Les Oscars blanchis ?
Tout a commencé avec l’annonce des nommés aux Oscars 2016, le 14 janvier 2016. 71.5% d’hommes blancs, 20% de femmes  blanches et 7% d’hommes de couleur, toute catégorie confondue. Pour la deuxième année consécutive, aucune présence de femmes et d’hommes issus de minorités n’est à noter dans les catégories reines que sont le meilleur réalisateur, meilleure actrice et meilleur acteur.
Quelques jours plus tard, des stars hollywoodiennes comme Michael Moore et Will Smith appellent au boycott de la cérémonie des Oscars, accusés d’être trop blancs, via le hashtag #OscarsSoWhite. Spike Lee en tête de file réclame l’instauration de quotas pour assurer plus de diversité parmi les nommés. Il met en accusation l’organisation qui préside aux Oscars, soit l’Académie des arts et des sciences du cinéma et ses 6 000 membres.

 
Le 21 janvier, la présidente de l’Académie Cheryl Boone Isaacs, seule femme noire du comité de direction, annonce de nouvelles mesures prises dans ce sens. L’objectif est de doubler d’ici 2020 le nombre de femmes et de personnes provenant de minorités ethniques. Il faut en effet souligner que parmi les 6 000 membres, 93% sont des hommes blancs. Il s’agit donc d’une politique d’ouverture, qui se refuse à l’instauration de quotas ethniques.
La question de la discrimination ou non dans le processus de désignation des nommés fait depuis toujours débat malgré ces nouvelles mesures.

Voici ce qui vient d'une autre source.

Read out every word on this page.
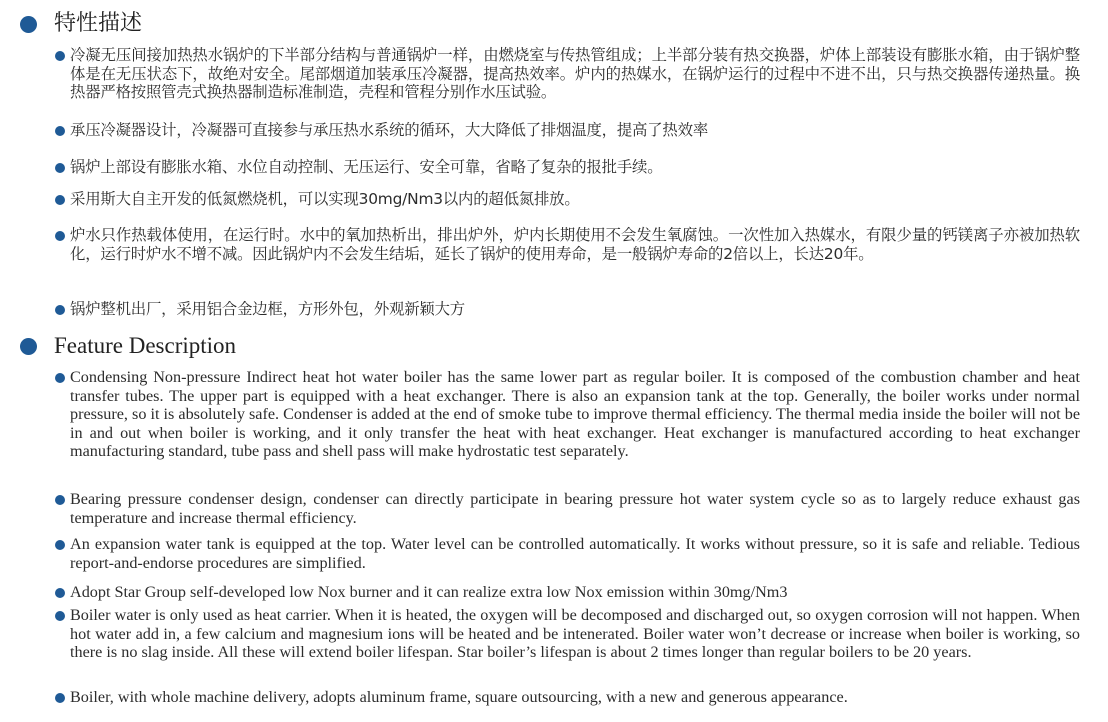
特性描述
冷凝无压间接加热热水锅炉的下半部分结构与普通锅炉一样，由燃烧室与传热管组成；上半部分装有热交换器，炉体上部装设有膨胀水箱，由于锅炉整体是在无压状态下，故绝对安全。尾部烟道加装承压冷凝器，提高热效率。炉内的热媒水，在锅炉运行的过程中不进不出，只与热交换器传递热量。换热器严格按照管壳式换热器制造标准制造，壳程和管程分别作水压试验。
承压冷凝器设计，冷凝器可直接参与承压热水系统的循环，大大降低了排烟温度，提高了热效率
锅炉上部设有膨胀水箱、水位自动控制、无压运行、安全可靠，省略了复杂的报批手续。
采用斯大自主开发的低氮燃烧机，可以实现30mg/Nm3以内的超低氮排放。
炉水只作热载体使用，在运行时。水中的氧加热析出，排出炉外，炉内长期使用不会发生氧腐蚀。一次性加入热媒水，有限少量的钙镁离子亦被加热软化，运行时炉水不增不减。因此锅炉内不会发生结垢，延长了锅炉的使用寿命，是一般锅炉寿命的2倍以上，长达20年。
锅炉整机出厂，采用铝合金边框，方形外包，外观新颖大方
Feature Description
Condensing Non-pressure Indirect heat hot water boiler has the same lower part as regular boiler. It is composed of the combustion chamber and heat transfer tubes. The upper part is equipped with a heat exchanger. There is also an expansion tank at the top. Generally, the boiler works under normal pressure, so it is absolutely safe. Condenser is added at the end of smoke tube to improve thermal efficiency. The thermal media inside the boiler will not be in and out when boiler is working, and it only transfer the heat with heat exchanger. Heat exchanger is manufactured according to heat exchanger manufacturing standard, tube pass and shell pass will make hydrostatic test separately.
Bearing pressure condenser design, condenser can directly participate in bearing pressure hot water system cycle so as to largely reduce exhaust gas temperature and increase thermal efficiency.
An expansion water tank is equipped at the top. Water level can be controlled automatically. It works without pressure, so it is safe and reliable. Tedious report-and-endorse procedures are simplified.
Adopt Star Group self-developed low Nox burner and it can realize extra low Nox emission within 30mg/Nm3
Boiler water is only used as heat carrier. When it is heated, the oxygen will be decomposed and discharged out, so oxygen corrosion will not happen. When hot water add in, a few calcium and magnesium ions will be heated and be intenerated. Boiler water won’t decrease or increase when boiler is working, so there is no slag inside. All these will extend boiler lifespan. Star boiler’s lifespan is about 2 times longer than regular boilers to be 20 years.
Boiler, with whole machine delivery, adopts aluminum frame, square outsourcing, with a new and generous appearance.
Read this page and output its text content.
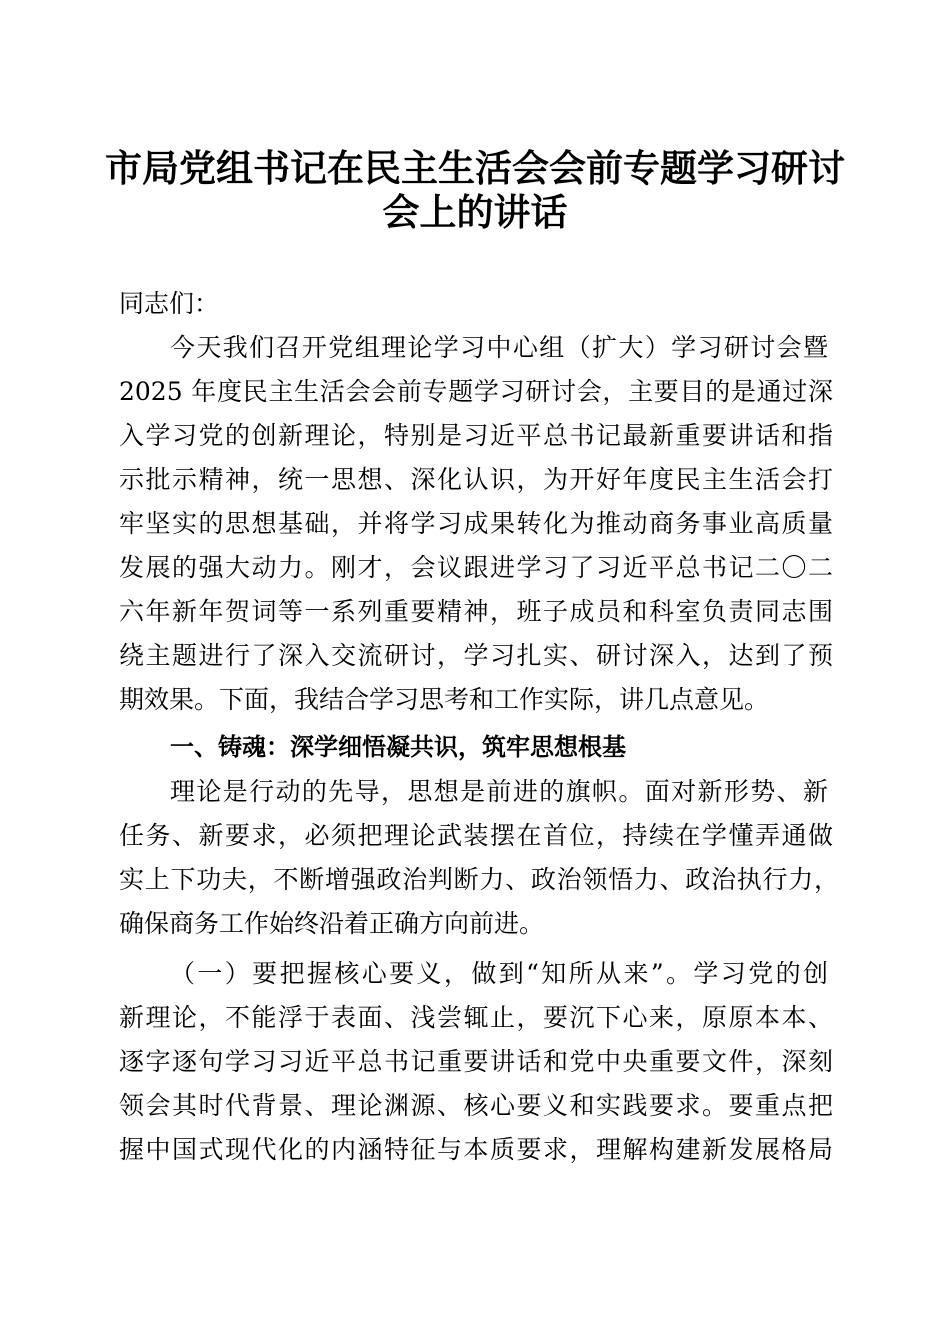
市局党组书记在民主生活会会前专题学习研讨
会上的讲话
同志们：
今天我们召开党组理论学习中心组（扩大）学习研讨会暨
2025 年度民主生活会会前专题学习研讨会，主要目的是通过深
入学习党的创新理论，特别是习近平总书记最新重要讲话和指
示批示精神，统一思想、深化认识，为开好年度民主生活会打
牢坚实的思想基础，并将学习成果转化为推动商务事业高质量
发展的强大动力。刚才，会议跟进学习了习近平总书记二〇二
六年新年贺词等一系列重要精神，班子成员和科室负责同志围
绕主题进行了深入交流研讨，学习扎实、研讨深入，达到了预
期效果。下面，我结合学习思考和工作实际，讲几点意见。
一、铸魂：深学细悟凝共识，筑牢思想根基
理论是行动的先导，思想是前进的旗帜。面对新形势、新
任务、新要求，必须把理论武装摆在首位，持续在学懂弄通做
实上下功夫，不断增强政治判断力、政治领悟力、政治执行力，
确保商务工作始终沿着正确方向前进。
（一）要把握核心要义，做到“知所从来”。学习党的创
新理论，不能浮于表面、浅尝辄止，要沉下心来，原原本本、
逐字逐句学习习近平总书记重要讲话和党中央重要文件，深刻
领会其时代背景、理论渊源、核心要义和实践要求。要重点把
握中国式现代化的内涵特征与本质要求，理解构建新发展格局
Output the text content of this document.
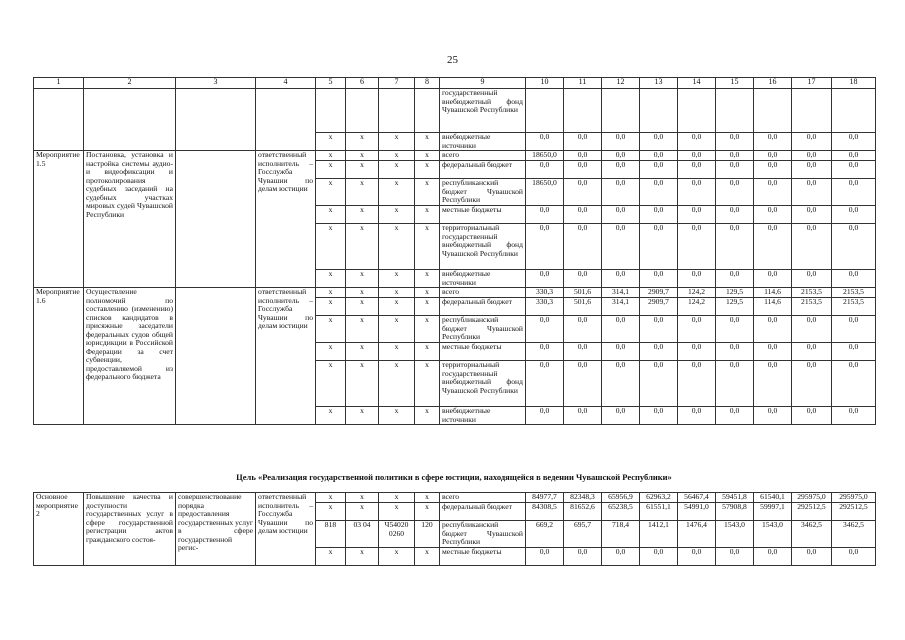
25
1	2	3	4	5	6	7	8	9	10	11	12	13	14	15	16	17	18
								государственный внебюджетный фонд Чувашской Республики									
				x	x	x	x	внебюджетные источники	0,0	0,0	0,0	0,0	0,0	0,0	0,0	0,0	0,0
Мероприятие 1.5	Постановка, установка и настройка системы аудио- и видеофиксации и протоколирования судебных заседаний на судебных участках мировых судей Чувашской Республики		ответственный исполнитель – Госслужба Чувашии по делам юстиции	x	x	x	x	всего	18650,0	0,0	0,0	0,0	0,0	0,0	0,0	0,0	0,0
				x	x	x	x	федеральный бюджет	0,0	0,0	0,0	0,0	0,0	0,0	0,0	0,0	0,0
				x	x	x	x	республиканский бюджет Чувашской Республики	18650,0	0,0	0,0	0,0	0,0	0,0	0,0	0,0	0,0
				x	x	x	x	местные бюджеты	0,0	0,0	0,0	0,0	0,0	0,0	0,0	0,0	0,0
				x	x	x	x	территориальный государственный внебюджетный фонд Чувашской Республики	0,0	0,0	0,0	0,0	0,0	0,0	0,0	0,0	0,0
				x	x	x	x	внебюджетные источники	0,0	0,0	0,0	0,0	0,0	0,0	0,0	0,0	0,0
Мероприятие 1.6	Осуществление полномочий по составлению (изменению) списков кандидатов в присяжные заседатели федеральных судов общей юрисдикции в Российской Федерации за счет субвенции, предоставляемой из федерального бюджета		ответственный исполнитель – Госслужба Чувашии по делам юстиции	x	x	x	x	всего	330,3	501,6	314,1	2909,7	124,2	129,5	114,6	2153,5	2153,5
				x	x	x	x	федеральный бюджет	330,3	501,6	314,1	2909,7	124,2	129,5	114,6	2153,5	2153,5
				x	x	x	x	республиканский бюджет Чувашской Республики	0,0	0,0	0,0	0,0	0,0	0,0	0,0	0,0	0,0
				x	x	x	x	местные бюджеты	0,0	0,0	0,0	0,0	0,0	0,0	0,0	0,0	0,0
				x	x	x	x	территориальный государственный внебюджетный фонд Чувашской Республики	0,0	0,0	0,0	0,0	0,0	0,0	0,0	0,0	0,0
				x	x	x	x	внебюджетные источники	0,0	0,0	0,0	0,0	0,0	0,0	0,0	0,0	0,0
Цель «Реализация государственной политики в сфере юстиции, находящейся в ведении Чувашской Республики»
Основное мероприятие 2	Повышение качества и доступности государственных услуг в сфере государственной регистрации актов гражданского состоя-	совершенствование порядка предоставления государственных услуг в сфере государственной регис-	ответственный исполнитель – Госслужба Чувашии по делам юстиции	x	x	x	x	всего	84977,7	82348,3	65956,9	62963,2	56467,4	59451,8	61540,1	295975,0	295975,0
				x	x	x	x	федеральный бюджет	84308,5	81652,6	65238,5	61551,1	54991,0	57908,8	59997,1	292512,5	292512,5
				818	03 04	Ч54020 0260	120	республиканский бюджет Чувашской Республики	669,2	695,7	718,4	1412,1	1476,4	1543,0	1543,0	3462,5	3462,5
				x	x	x	x	местные бюджеты	0,0	0,0	0,0	0,0	0,0	0,0	0,0	0,0	0,0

Cette question fait lien avec celle de la représentativité des minorités et des femmes dans les productions culturelles et médiatiques américaines : concourent-elles à la persistance des clichés sur ces minorités et à leur exclusion des processus de création culturelle ?
Des clichés construits par les médias ?
Si la discrimination au sens de ségrégation a officiellement disparu aux Etats-Unis, c’est maintenant face à un phénomène de stéréotypie que doivent faire face ces communautés. Un phénomène relayé par les médias, notamment dans les films et séries. Concernant la représentation des minorités dans les séries américaines, Olivier Esteves et Sébastien Lefait (1), deux enseignants chercheurs, montrent qu’une logique quantitative est privilégiée par les producteurs et réalisateurs. Ils cherchent avant tout une représentativité de ces minorités en termes de nombre d’acteurs dans la série plutôt qu’une représentativité qualitative, qui échappe aux stéréotypes. Ainsi les représentations de musulmans assimilés à des terroristes (NCIS) perdurent sur le petit écran. Au-delà de la fiction, les reportages sur les arrestations et décès de membres de la communauté noire ont suscité des réactions sur les réseaux sociaux. Après la mort de Michael Brown en 2014, certains médias ont décidé de diffuser sa photo lors de sa cérémonie de diplôme, d’autres d’une photo le présentant dans une allure « gangsta ». CJ Lawrence, une avocate, lance alors le hashtag #IfTheyGunnedMeDown (s’ils m’abattaient) en montrant deux photos différentes d’elle : laquelle serait choisie par les médias ? Ce choix est déjà une prise de position : une défense ou une mise en accusation du policier responsable de sa mort.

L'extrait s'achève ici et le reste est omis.